There is no shortage of information available about light pollution. See especially Bob Mizon’s excellent Light Pollution: Responses and Remedies (London: Springer, 2002) and the International Dark-Sky Association’s Fighting Light Pollution: Smart Lighting Solutions for Individuals and Communities (Mechanicsburg, PA: Stackpole Books, 2012), as well as the IDA’s website, www.darksky.org. For a quick gauge of sky quality, locate the Little Dipper. If you can see all four stars in its cup, you have basically good, dark skies. If you can only see the two stars at the front of the cup, your skies are fair to poor. In most American and European cities you can’t see the Little Dipper at all.
Examples of good (that is, fully shielded) and not-so
-good (glaring) lighting fixtures. (Bob Crelin/IDA)
The quote from Thoreau about wanting to know “an entire heaven” comes out of his journal from March 23, 1856. See The Journal of Henry David Thoreau, 1837–1861 (New York: New York Review Books, 2009).
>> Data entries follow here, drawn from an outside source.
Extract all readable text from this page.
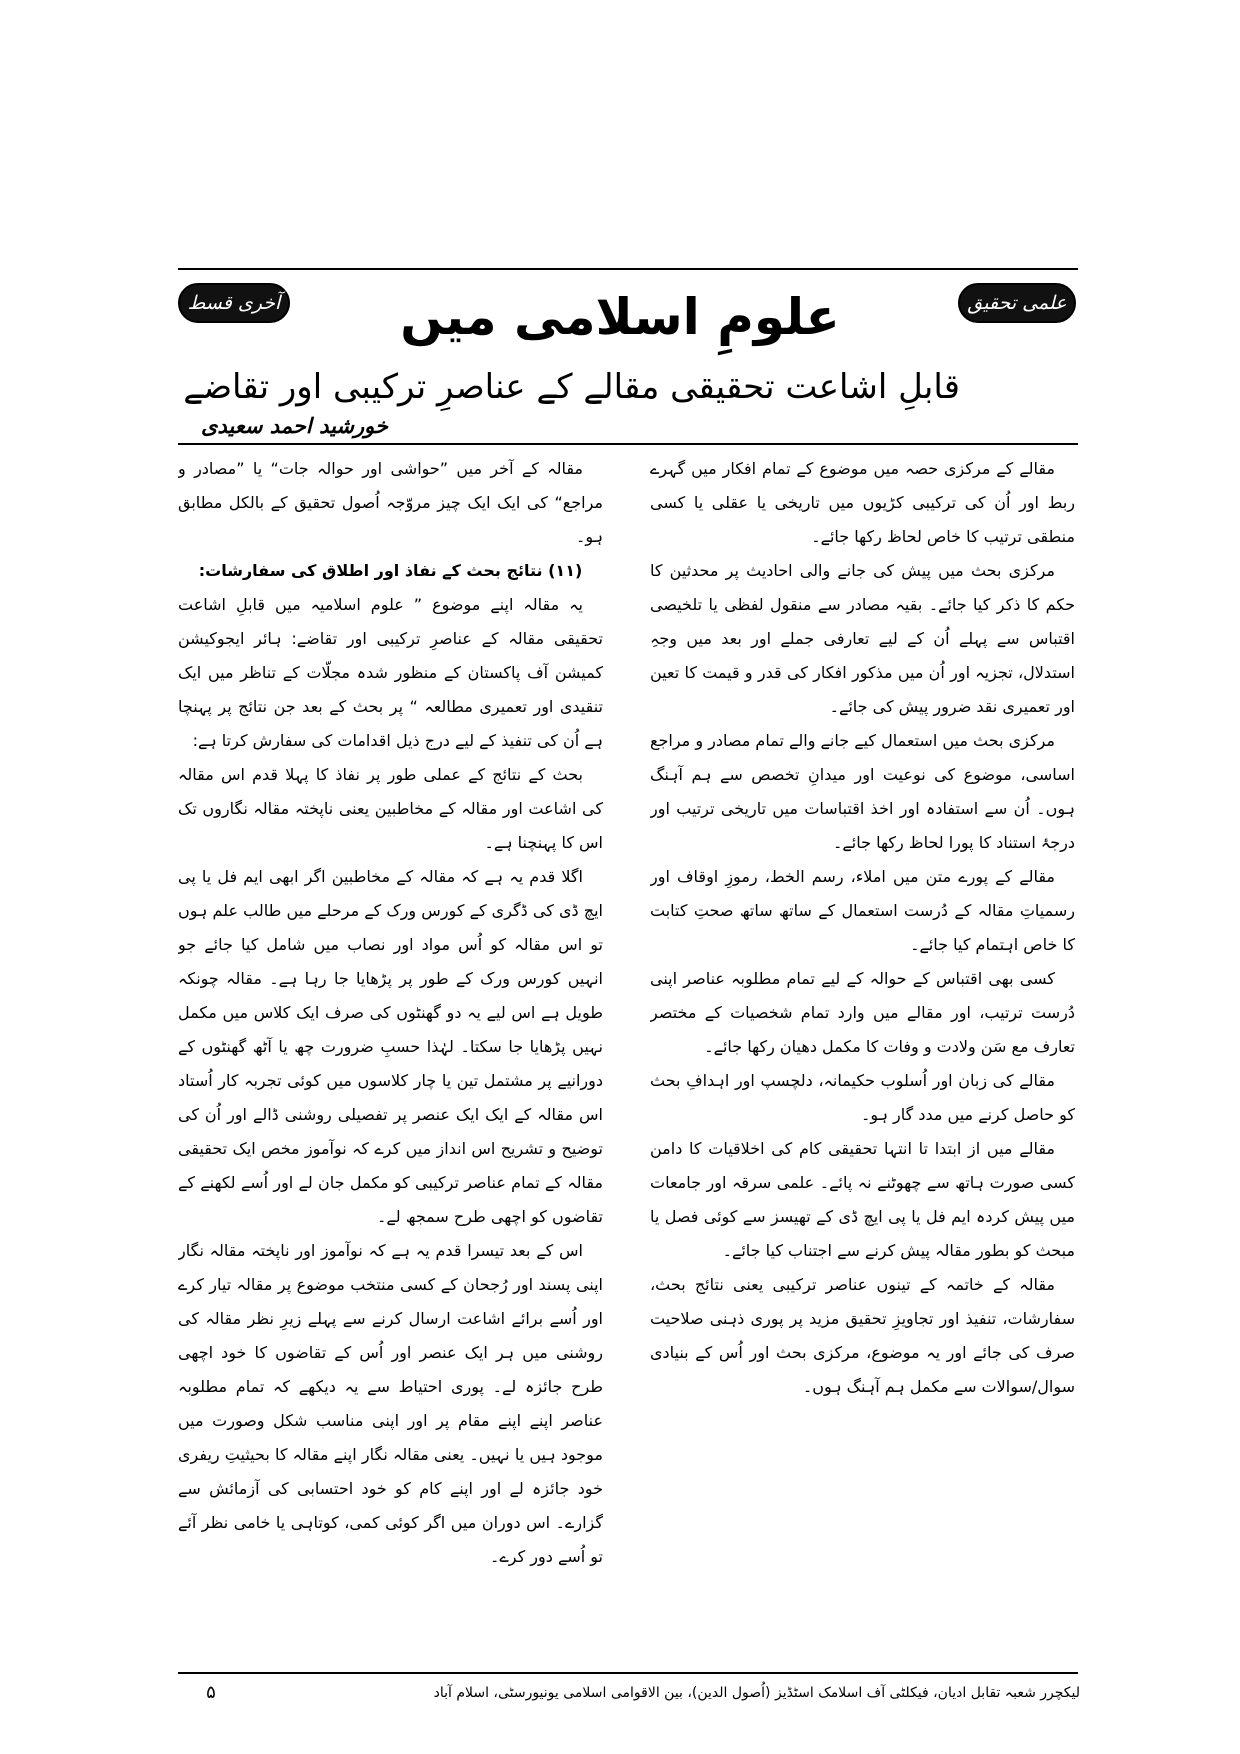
علمی تحقیق
آخری قسط	علومِ اسلامی میں
قابلِ اشاعت تحقیقی مقالے کے عناصرِ ترکیبی اور تقاضے
خورشید احمد سعیدی

مقالے کے مرکزی حصہ میں موضوع کے تمام افکار میں گہرے ربط اور اُن کی ترکیبی کڑیوں میں تاریخی یا عقلی یا کسی منطقی ترتیب کا خاص لحاظ رکھا جائے۔

مرکزی بحث میں پیش کی جانے والی احادیث پر محدثین کا حکم کا ذکر کیا جائے۔ بقیہ مصادر سے منقول لفظی یا تلخیصی اقتباس سے پہلے اُن کے لیے تعارفی جملے اور بعد میں وجہِ استدلال، تجزیہ اور اُن میں مذکور افکار کی قدر و قیمت کا تعین اور تعمیری نقد ضرور پیش کی جائے۔

مرکزی بحث میں استعمال کیے جانے والے تمام مصادر و مراجع اساسی، موضوع کی نوعیت اور میدانِ تخصص سے ہم آہنگ ہوں۔ اُن سے استفادہ اور اخذ اقتباسات میں تاریخی ترتیب اور درجۂ استناد کا پورا لحاظ رکھا جائے۔

مقالے کے پورے متن میں املاء، رسم الخط، رموزِ اوقاف اور رسمیاتِ مقالہ کے دُرست استعمال کے ساتھ ساتھ صحتِ کتابت کا خاص اہتمام کیا جائے۔

کسی بھی اقتباس کے حوالہ کے لیے تمام مطلوبہ عناصر اپنی دُرست ترتیب، اور مقالے میں وارد تمام شخصیات کے مختصر تعارف مع سَن ولادت و وفات کا مکمل دھیان رکھا جائے۔

مقالے کی زبان اور اُسلوب حکیمانہ، دلچسپ اور اہدافِ بحث کو حاصل کرنے میں مدد گار ہو۔

مقالے میں از ابتدا تا انتہا تحقیقی کام کی اخلاقیات کا دامن کسی صورت ہاتھ سے چھوٹنے نہ پائے۔ علمی سرقہ اور جامعات میں پیش کردہ ایم فل یا پی ایچ ڈی کے تھیسز سے کوئی فصل یا مبحث کو بطور مقالہ پیش کرنے سے اجتناب کیا جائے۔

مقالہ کے خاتمہ کے تینوں عناصر ترکیبی یعنی نتائج بحث، سفارشات، تنفیذ اور تجاویزِ تحقیق مزید پر پوری ذہنی صلاحیت صرف کی جائے اور یہ موضوع، مرکزی بحث اور اُس کے بنیادی سوال/سوالات سے مکمل ہم آہنگ ہوں۔

مقالہ کے آخر میں ”حواشی اور حوالہ جات“ یا ”مصادر و مراجع“ کی ایک ایک چیز مروّجہ اُصول تحقیق کے بالکل مطابق ہو۔

(۱۱) نتائج بحث کے نفاذ اور اطلاق کی سفارشات:

یہ مقالہ اپنے موضوع ” علوم اسلامیہ میں قابلِ اشاعت تحقیقی مقالہ کے عناصرِ ترکیبی اور تقاضے: ہائر ایجوکیشن کمیشن آف پاکستان کے منظور شدہ مجلّات کے تناظر میں ایک تنقیدی اور تعمیری مطالعہ “ پر بحث کے بعد جن نتائج پر پہنچا ہے اُن کی تنفیذ کے لیے درج ذیل اقدامات کی سفارش کرتا ہے:

بحث کے نتائج کے عملی طور پر نفاذ کا پہلا قدم اس مقالہ کی اشاعت اور مقالہ کے مخاطبین یعنی ناپختہ مقالہ نگاروں تک اس کا پہنچنا ہے۔

اگلا قدم یہ ہے کہ مقالہ کے مخاطبین اگر ابھی ایم فل یا پی ایچ ڈی کی ڈگری کے کورس ورک کے مرحلے میں طالب علم ہوں تو اس مقالہ کو اُس مواد اور نصاب میں شامل کیا جائے جو انہیں کورس ورک کے طور پر پڑھایا جا رہا ہے۔ مقالہ چونکہ طویل ہے اس لیے یہ دو گھنٹوں کی صرف ایک کلاس میں مکمل نہیں پڑھایا جا سکتا۔ لہٰذا حسبِ ضرورت چھ یا آٹھ گھنٹوں کے دورانیے پر مشتمل تین یا چار کلاسوں میں کوئی تجربہ کار اُستاد اس مقالہ کے ایک ایک عنصر پر تفصیلی روشنی ڈالے اور اُن کی توضیح و تشریح اس انداز میں کرے کہ نوآموز مخص ایک تحقیقی مقالہ کے تمام عناصر ترکیبی کو مکمل جان لے اور اُسے لکھنے کے تقاضوں کو اچھی طرح سمجھ لے۔

اس کے بعد تیسرا قدم یہ ہے کہ نوآموز اور ناپختہ مقالہ نگار اپنی پسند اور رُجحان کے کسی منتخب موضوع پر مقالہ تیار کرے اور اُسے برائے اشاعت ارسال کرنے سے پہلے زیرِ نظر مقالہ کی روشنی میں ہر ایک عنصر اور اُس کے تقاضوں کا خود اچھی طرح جائزہ لے۔ پوری احتیاط سے یہ دیکھے کہ تمام مطلوبہ عناصر اپنے اپنے مقام پر اور اپنی مناسب شکل وصورت میں موجود ہیں یا نہیں۔ یعنی مقالہ نگار اپنے مقالہ کا بحیثیتِ ریفری خود جائزہ لے اور اپنے کام کو خود احتسابی کی آزمائش سے گزارے۔ اس دوران میں اگر کوئی کمی، کوتاہی یا خامی نظر آئے تو اُسے دور کرے۔

لیکچرر شعبہ تقابل ادیان، فیکلٹی آف اسلامک اسٹڈیز (اُصول الدین)، بین الاقوامی اسلامی یونیورسٹی، اسلام آباد
۵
Bob Berman’s column on stupid questions, “ ‘F’ in Science,” can be found in Astronomy from September 2003. My favorite: “Does Mars Have a Sun Like Our Sun?” Berman’s wonderful Secrets of the Night Sky: The Most Amazing Things in the Universe You Can See with the Naked Eye (New York: HarperCollins, 1995) has twenty-nine chapters divided among four seasons. His most recent book is The Sun’s Heartbeat (New York: Little, Brown, 2011), and his website is www.skymanbob.com.
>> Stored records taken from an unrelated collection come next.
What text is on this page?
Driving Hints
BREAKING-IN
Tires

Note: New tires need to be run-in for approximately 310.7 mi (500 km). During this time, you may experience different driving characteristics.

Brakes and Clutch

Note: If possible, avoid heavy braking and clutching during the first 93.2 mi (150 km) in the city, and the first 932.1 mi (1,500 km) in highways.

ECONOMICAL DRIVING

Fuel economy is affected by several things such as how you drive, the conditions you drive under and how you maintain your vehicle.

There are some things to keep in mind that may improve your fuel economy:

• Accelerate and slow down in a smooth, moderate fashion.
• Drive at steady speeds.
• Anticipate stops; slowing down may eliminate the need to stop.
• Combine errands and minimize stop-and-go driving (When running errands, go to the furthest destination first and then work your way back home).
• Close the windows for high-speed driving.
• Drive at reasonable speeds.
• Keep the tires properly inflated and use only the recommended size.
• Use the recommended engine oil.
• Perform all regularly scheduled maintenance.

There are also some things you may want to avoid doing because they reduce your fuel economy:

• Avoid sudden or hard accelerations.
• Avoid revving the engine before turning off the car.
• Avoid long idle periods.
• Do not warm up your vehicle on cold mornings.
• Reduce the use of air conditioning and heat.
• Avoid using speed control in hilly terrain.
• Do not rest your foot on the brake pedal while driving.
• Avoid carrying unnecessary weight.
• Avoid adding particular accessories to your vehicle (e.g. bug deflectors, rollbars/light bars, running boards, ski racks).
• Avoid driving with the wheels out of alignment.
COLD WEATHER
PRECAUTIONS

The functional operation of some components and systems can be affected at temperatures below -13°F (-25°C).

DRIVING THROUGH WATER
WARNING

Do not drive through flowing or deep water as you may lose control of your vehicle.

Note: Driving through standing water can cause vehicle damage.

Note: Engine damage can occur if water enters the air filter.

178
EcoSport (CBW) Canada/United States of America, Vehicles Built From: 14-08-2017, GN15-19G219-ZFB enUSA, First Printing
The quote from Michael Hoskin about the fascination with sheep guts can be found in The History of Astronomy: A Very Short Introduction (Oxford: Oxford University Press, 2003). For anyone interested in the subject (of astronomy, that is), Hoskin’s book is an excellent choice.
The information on Julius Schiller’s ill-fated attempt to Christianize the constellations comes from Winterburn’s The Stargazer’s Guide, one of the many books on viewing the night sky currently available. Perhaps one hopeful sign amid the ever-growing level of light in our nights is the fact that new books on viewing the stars are being published regularly—it seems that, even if we can no longer see the stars, we remain interested in learning about them. Among the many fine books on my shelf: The Starry Room: Naked Eye Astronomy in the Intimate Universe, by Fred Schaaf (New York: Wiley, 1988); The Starlore Handbook: An Essential Guide to the Night Sky, by Geoffrey Cornelius (San Francisco: Chronicle, 1997); and, of course, Chet Raymo’s An Intimate Look at the Night Sky (New York: Walker, 2001). In addition, several smartphone apps offer instant information about the night sky. These include Pocket Universe and Star Walk for iPhone users and Google Sky Map for Android users. Of course, future apps will certainly be even more advanced—and the present ones are already impressive. But it’s worth noting that these apps work whether your night is truly dark or not, that even if you can’t see the stars, you can see the “stars.” One wonders if using such apps will inspire a desire to know a real night sky, or if we will be content knowing what that sky ought to look like, if only.